Charitable Donations Final Rule Approved by NCUA Board
Also, the Share Insurance Fund quarterly update shows positive trends.
During Thursday’s NCUA Board meeting, members voted 3-0 to approve the final rule to amend the charitable donation accounts section adding “war veterans’ organizations” to the definition of a “qualified charity” that federal credit unions may contribute to with a charitable donation account.

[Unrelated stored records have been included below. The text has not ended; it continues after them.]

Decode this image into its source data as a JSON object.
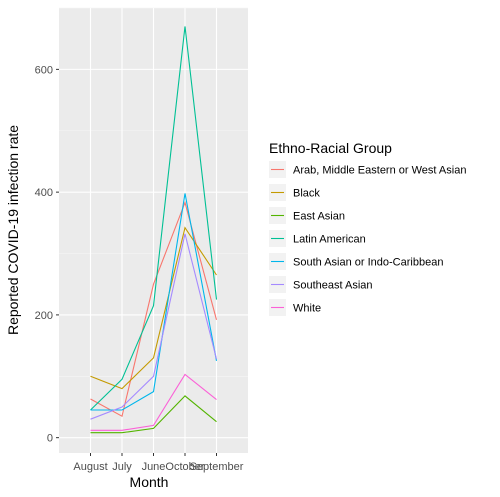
{
  "chart_data": {
    "type": "line",
    "categories": [
      "August",
      "July",
      "June",
      "October",
      "September"
    ],
    "xlabel": "Month",
    "ylabel": "Reported COVID-19 infection rate",
    "ylim": [
      -25,
      700
    ],
    "yticks": [
      0,
      200,
      400,
      600
    ],
    "grid": true,
    "legend_title": "Ethno-Racial Group",
    "legend_position": "right",
    "series": [
      {
        "name": "Arab, Middle Eastern or West Asian",
        "color": "#F8766D",
        "values": [
          63,
          35,
          250,
          383,
          192
        ]
      },
      {
        "name": "Black",
        "color": "#C49A00",
        "values": [
          100,
          80,
          130,
          342,
          265
        ]
      },
      {
        "name": "East Asian",
        "color": "#53B400",
        "values": [
          8,
          8,
          15,
          68,
          26
        ]
      },
      {
        "name": "Latin American",
        "color": "#00C094",
        "values": [
          45,
          95,
          215,
          670,
          225
        ]
      },
      {
        "name": "South Asian or Indo-Caribbean",
        "color": "#00B6EB",
        "values": [
          45,
          45,
          75,
          398,
          125
        ]
      },
      {
        "name": "Southeast Asian",
        "color": "#A58AFF",
        "values": [
          30,
          50,
          100,
          332,
          128
        ]
      },
      {
        "name": "White",
        "color": "#FB61D7",
        "values": [
          12,
          12,
          20,
          103,
          62
        ]
      }
    ]
  }
}
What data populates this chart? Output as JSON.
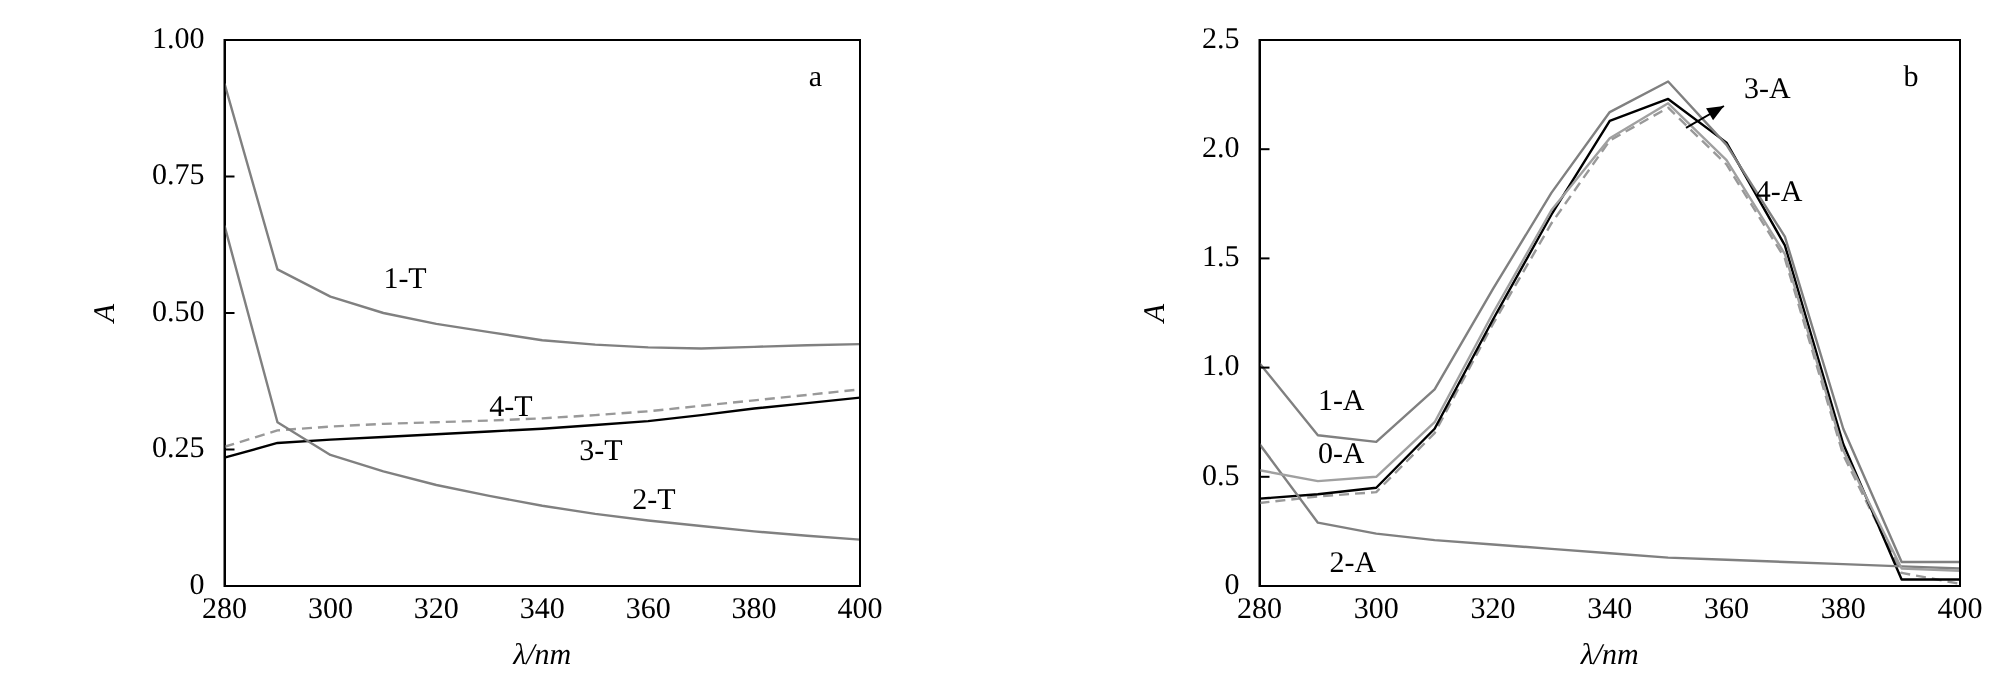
{
  "chart_data": [
    {
      "type": "line",
      "xlabel": "λ/nm",
      "ylabel": "A",
      "annotations": [
        "a"
      ],
      "x": [
        280,
        290,
        300,
        310,
        320,
        330,
        340,
        350,
        360,
        370,
        380,
        390,
        400
      ],
      "xlim": [
        280,
        400
      ],
      "xticks": [
        280,
        300,
        320,
        340,
        360,
        380,
        400
      ],
      "ylim": [
        0,
        1
      ],
      "yticks": [
        {
          "value": 0,
          "label": "0"
        },
        {
          "value": 0.25,
          "label": "0.25"
        },
        {
          "value": 0.5,
          "label": "0.50"
        },
        {
          "value": 0.75,
          "label": "0.75"
        },
        {
          "value": 1,
          "label": "1.00"
        }
      ],
      "grid": false,
      "legend": false,
      "marker": "none",
      "series": [
        {
          "name": "1-T",
          "color": "#808080",
          "line_style": "solid",
          "values": [
            0.92,
            0.58,
            0.53,
            0.5,
            0.48,
            0.465,
            0.45,
            0.442,
            0.437,
            0.435,
            0.438,
            0.441,
            0.443
          ]
        },
        {
          "name": "2-T",
          "color": "#808080",
          "line_style": "solid",
          "values": [
            0.66,
            0.3,
            0.24,
            0.21,
            0.185,
            0.165,
            0.147,
            0.132,
            0.12,
            0.11,
            0.1,
            0.092,
            0.085
          ]
        },
        {
          "name": "3-T",
          "color": "#000000",
          "line_style": "solid",
          "values": [
            0.235,
            0.262,
            0.268,
            0.273,
            0.278,
            0.283,
            0.288,
            0.295,
            0.302,
            0.313,
            0.325,
            0.335,
            0.345
          ]
        },
        {
          "name": "4-T",
          "color": "#999999",
          "line_style": "dashed",
          "values": [
            0.255,
            0.285,
            0.292,
            0.297,
            0.3,
            0.303,
            0.307,
            0.313,
            0.32,
            0.33,
            0.34,
            0.35,
            0.36
          ]
        }
      ]
    },
    {
      "type": "line",
      "xlabel": "λ/nm",
      "ylabel": "A",
      "annotations": [
        "b"
      ],
      "x": [
        280,
        290,
        300,
        310,
        320,
        330,
        340,
        350,
        360,
        370,
        380,
        390,
        400
      ],
      "xlim": [
        280,
        400
      ],
      "xticks": [
        280,
        300,
        320,
        340,
        360,
        380,
        400
      ],
      "ylim": [
        0,
        2.5
      ],
      "yticks": [
        {
          "value": 0,
          "label": "0"
        },
        {
          "value": 0.5,
          "label": "0.5"
        },
        {
          "value": 1,
          "label": "1.0"
        },
        {
          "value": 1.5,
          "label": "1.5"
        },
        {
          "value": 2,
          "label": "2.0"
        },
        {
          "value": 2.5,
          "label": "2.5"
        }
      ],
      "grid": false,
      "legend": false,
      "marker": "none",
      "series": [
        {
          "name": "0-A",
          "color": "#a0a0a0",
          "line_style": "solid",
          "values": [
            0.53,
            0.48,
            0.5,
            0.75,
            1.25,
            1.72,
            2.05,
            2.21,
            1.95,
            1.52,
            0.62,
            0.08,
            0.07
          ]
        },
        {
          "name": "1-A",
          "color": "#808080",
          "line_style": "solid",
          "values": [
            1.02,
            0.69,
            0.66,
            0.9,
            1.36,
            1.8,
            2.17,
            2.31,
            2.02,
            1.6,
            0.72,
            0.11,
            0.11
          ]
        },
        {
          "name": "2-A",
          "color": "#808080",
          "line_style": "solid",
          "values": [
            0.65,
            0.29,
            0.24,
            0.21,
            0.19,
            0.17,
            0.15,
            0.13,
            0.12,
            0.11,
            0.1,
            0.09,
            0.08
          ]
        },
        {
          "name": "3-A",
          "color": "#000000",
          "line_style": "solid",
          "values": [
            0.4,
            0.42,
            0.45,
            0.72,
            1.22,
            1.7,
            2.13,
            2.23,
            2.03,
            1.56,
            0.65,
            0.03,
            0.03
          ]
        },
        {
          "name": "4-A",
          "color": "#999999",
          "line_style": "dashed",
          "values": [
            0.38,
            0.41,
            0.43,
            0.7,
            1.2,
            1.66,
            2.04,
            2.19,
            1.93,
            1.5,
            0.6,
            0.06,
            0.01
          ]
        }
      ]
    }
  ]
}
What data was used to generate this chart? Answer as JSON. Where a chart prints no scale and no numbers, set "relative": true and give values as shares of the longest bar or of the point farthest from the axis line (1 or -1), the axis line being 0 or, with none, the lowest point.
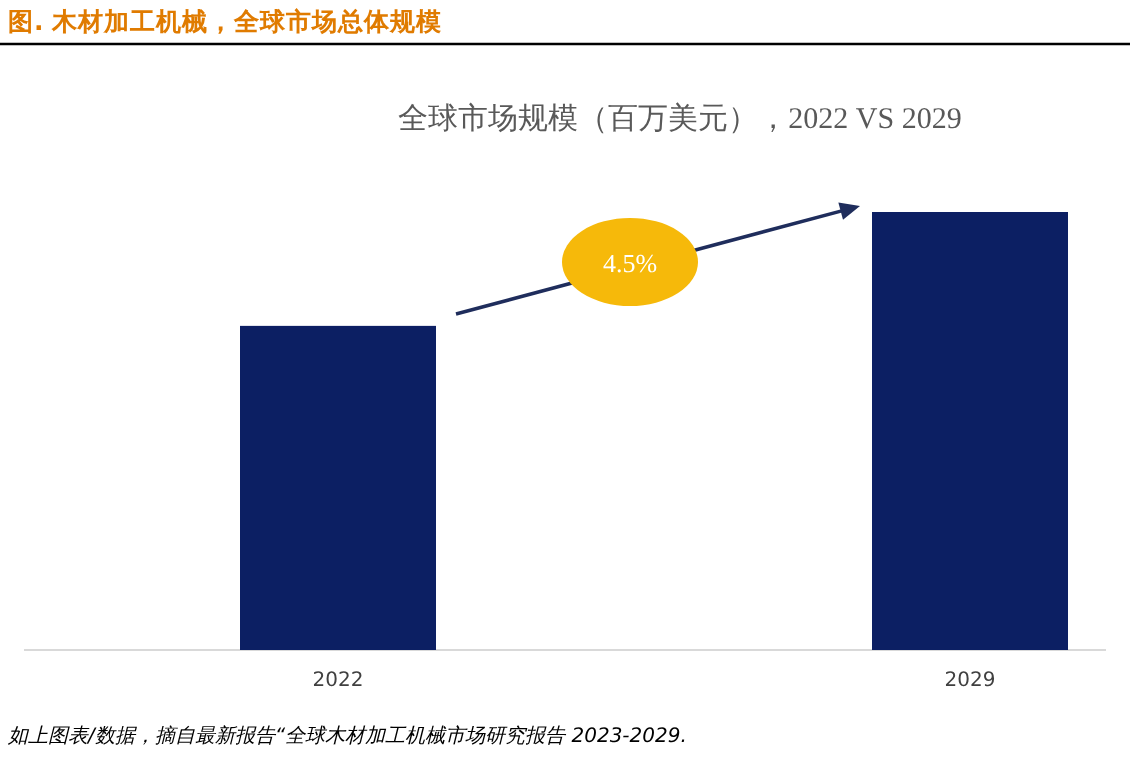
{
  "chart_data": {
    "type": "bar",
    "relative": true,
    "title": "图.     木材加工机械，全球市场总体规模",
    "subtitle": "全球市场规模（百万美元），2022 VS 2029",
    "categories": [
      "2022",
      "2029"
    ],
    "values": [
      0.74,
      1
    ],
    "color": "#0c1f63",
    "annotations": [
      "4.5%",
      "如上图表/数据，摘自最新报告“全球木材加工机械市场研究报告 2023-2029."
    ]
  }
}
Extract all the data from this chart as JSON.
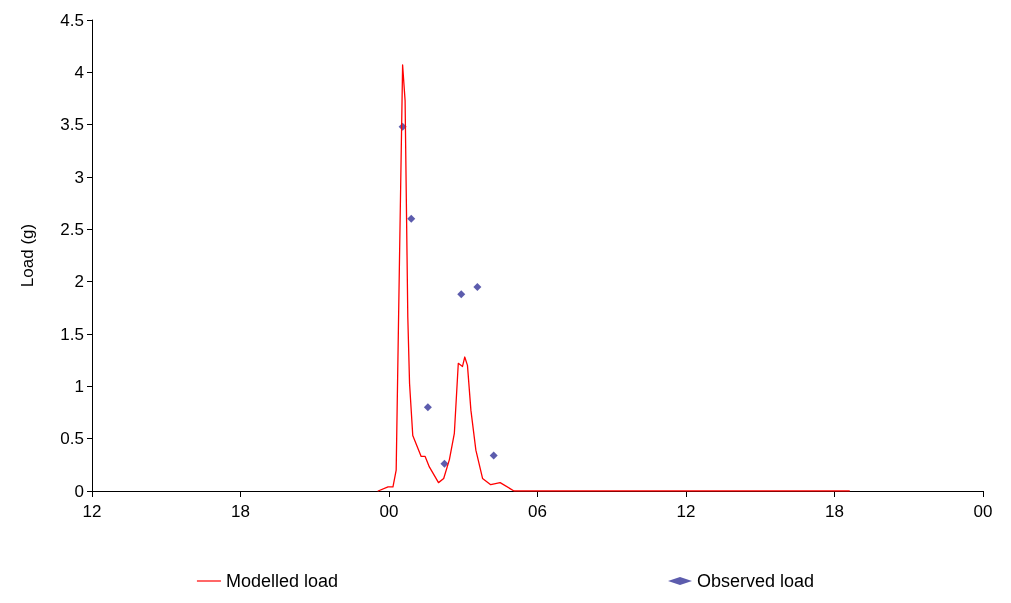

According to the NCUA, the final rule “adds a post or organization of past or present members of the Armed Forces of the United States, or an auxiliary unit or society of, or a trust or foundation for, any such post or organization recognized as exempt from taxation under section 501(c)(19) of the Internal Revenue Code to the definition of a ‘qualified charity’ that a federal credit union may contribute to using a charitable donation account.” Of note, “qualified charity” is a section 501(c)(3) entity defined by the Internal Revenue Code and must be both a non-profit and organized for a charitable purpose.
NCUA Board Chair Todd Harper said, “With this final rule, the NCUA is taking an important step in honoring our nation’s many veterans. The rule is good for veterans, good for military families, good for credit union members, good for credit unions and good for our country. And, it fits nicely within the credit union ethos of people helping people.”
Credit union trade groups have fully supported the final rule.
In a statement, CUNA Deputy Chief Advocacy Officer for Regulatory Affairs Alexander Monterrubi said, “This final rule means many worthy tax-exempt organizations that serve veterans can now receive support from credit unions. We appreciate NCUA responding to our engagement on the need for this rule, which was based on direct feedback from our member credit unions — this is a great example of collaboration between the industry and agency that results in better outcomes for consumers.”
The final rule will go into effect 30 days after publication in the Federal Register.
Share Insurance Fund Update
Board members received some positive news concerning the Share Insurance Fund (SIF) from NCUA CFO Eugene Schied during Thursday’s meeting. For the quarter ending Sept. 30, Schied said the SIF had a net income of $59 million, $20.9 billion in assets and $113.4 million in total income.
Harper said, “The Share Insurance Fund’s performance in the third quarter of 2023 mirrors the industry’s financial performance over the last year.”
He added, “Like the credit union system, the Share Insurance Fund is performing generally well overall. But, there are some flashing cautionary lights that we should all heed and act upon. For several months, the NCUA has reported signs of growing liquidity, interest rate and credit risks within the credit union system. In today’s report, we see that stress firsthand, especially in large, complex credit unions with $500 million or more in assets.”
Additionally, for the third quarter of 2023, other items reported for the third quarter, according to Schied and the NCUA, included:
- The number of composite CAMELS code 3 credit unions increased from 771 to 777 at the end of the third quarter. Assets for these credit unions increased from the second quarter to $131.7 billion from $91 billion.
- The number of composite CAMELS codes 4 and 5 credit unions decreased from 134 to 131 at the end of the third quarter. Assets for these credit unions decreased from $6.3 billion to $5.4 billion.
“I cannot emphasize this enough: Credit union executives, supervisors and boards of directors must remain diligent in managing the potential risks on their balance sheets and when monitoring economic conditions and the interest rate environment. Today’s economic environment requires active — not passive — management by all,” Harper said.